Lindsey Harding’s flash creative nonfiction “Refrigerator Elegy" and an accompanying author's note appeared in CRAFT.

David Ingle taught three courses for the Akademia Pomorska university in Słupsk, Poland: Introduction to English Literary Studies, English and American Literature, and Philosophical Thought in English-Language Literature. The students were 1st and 3rd year and came from Poland, Belarus, Ukraine, and Turkey.

Book CoverMiriam Jacobson has been awarded a long-term distinguished fellowship at the Israel Institute for Advanced Studies at Hebrew University in Jerusalem for the 2021-2022 academic year. She also co-edited Organic Supplements: Bodies and Things of the Natural World, 1580-1790, out now with The University of Virginia Press. 

 

Christine Lasek-White published her essay "Stranger Body" in issue 43 of Natural Bridge and the short story "Chicken Shit” in Blood Orange Review. 
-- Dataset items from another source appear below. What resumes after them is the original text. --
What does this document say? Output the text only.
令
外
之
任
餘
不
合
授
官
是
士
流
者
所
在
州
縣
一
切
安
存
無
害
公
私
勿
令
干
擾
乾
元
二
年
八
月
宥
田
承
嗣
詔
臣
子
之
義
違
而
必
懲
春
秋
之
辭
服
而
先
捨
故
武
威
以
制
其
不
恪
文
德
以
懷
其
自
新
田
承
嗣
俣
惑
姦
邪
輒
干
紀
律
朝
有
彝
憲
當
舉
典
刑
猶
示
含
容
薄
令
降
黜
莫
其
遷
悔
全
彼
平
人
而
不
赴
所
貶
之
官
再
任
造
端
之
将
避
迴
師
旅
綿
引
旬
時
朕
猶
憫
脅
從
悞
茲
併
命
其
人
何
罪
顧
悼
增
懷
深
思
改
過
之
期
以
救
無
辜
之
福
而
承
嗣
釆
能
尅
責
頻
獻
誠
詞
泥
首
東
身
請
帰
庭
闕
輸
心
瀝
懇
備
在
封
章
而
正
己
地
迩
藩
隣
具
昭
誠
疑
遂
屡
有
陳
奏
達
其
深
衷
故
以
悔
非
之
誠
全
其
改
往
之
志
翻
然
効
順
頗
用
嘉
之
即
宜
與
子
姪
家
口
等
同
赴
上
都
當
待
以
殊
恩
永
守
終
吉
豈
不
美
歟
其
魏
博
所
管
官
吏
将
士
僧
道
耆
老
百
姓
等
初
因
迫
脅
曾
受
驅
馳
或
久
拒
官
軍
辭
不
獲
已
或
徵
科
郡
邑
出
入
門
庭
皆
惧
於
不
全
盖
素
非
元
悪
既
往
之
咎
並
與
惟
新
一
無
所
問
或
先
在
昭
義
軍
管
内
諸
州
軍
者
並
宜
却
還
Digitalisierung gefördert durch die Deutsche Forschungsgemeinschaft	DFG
John Wharton Lowe recently gave the keynote address for the October 2-3, 2020 Quarry Farm Symposium, "American Humor and Matters of Empire," which was sponsored by the Center for Mark Twain Studies and the American Humor Studies Association.  His topic was "Coyote's Jokebook:  Native American Humor and the Dismantlement of Empire."  Dr. Lowe has also published three articles recently: ““The Beauty Parlor as Comic Cauldron in ‘Petrified Man’ and Steel Magnolias,” Eudora Welty Review 12 (2020): 87-101, “The Comedy of Survivance in James Welch’s Fools Crow,” Studies in American Humor 6, 2  (2020): 285-300, and “From China to Cuba, and Back: The Conundrums of Ethnic Identity and Kinship in Cristina García’s Monkey Hunting.” Ethnicity and Kinship.  Ed. Sylvia Schultermandl and Klaus Rieser.  London: Routledge, 2020.  42-54. 

 

Barbara McCaskill received a 2021-22 Willson Center Faculty Research Fellowship for her project “The Penn Center’s Influence on the Literature and Culture of the 20th-Century African American Freedom Struggle.” She received the Virginia Mary Macagnoni Prize for Innovative Research for project potential and excellence. Her essay “Ethiop’s Woke Women: The Nineteenth Century Reimagines Africa” is accepted for publication in The Routledge Companion to Black Women’s Cultural Histories, ed. Dr. Janell Coreen Hobson (A.B. English, 1994). With Sidonia Serafini (ABD English) and Dr. Kelly S. Dugan (PhD Classics) she has completed the Black Transatlantic Activism site forthcoming January 2021. Finally, she discussed “On the Wings of Atalanta,” Chapter Five of W. E. B. Du Bois’s The Souls of Black Folk, for the Clinton Church Community Restoration Project to convert his childhood Massachusetts church into a cultural center. Other series speakers include Kiese Laymon, Martha Jones, David Levering Lewis, and Dolan Hubbard.

 

Esra Mirze Santesso was an invited panelist for a symposium on “Islam and comics” hosted by the University of Michigan in October. Over the summer, she gave invited webinar talks for three Indian universities, including the University of Calcutta and St. Xavier's College for Women in Kerala. This year, she had two articles appear in journals: the first one, titled “Artificial Feminism: Muslim Graphic Narratives and Female Agency” was published in Critical Muslim (issue 34); the second one, titled “One Page of the Graphic Novel Munnu: A Boy from Kashmir,” was printed in Humanities (issue 41.1). She is one of the recipients of this year’s Willson Center Research Fellowship; the fellowship will support two course releases as she works towards the completion of her book project, Muslim Comics and Warscapes.  

Sara Steger was awarded a Learning Technologies Grant in the amount of $14,260 to support the development of a new writing tool for use in first-year writing classes. The technology, called eLearning for Writers (eLW) will take the place of the English department's current writing platform starting Summer 2021.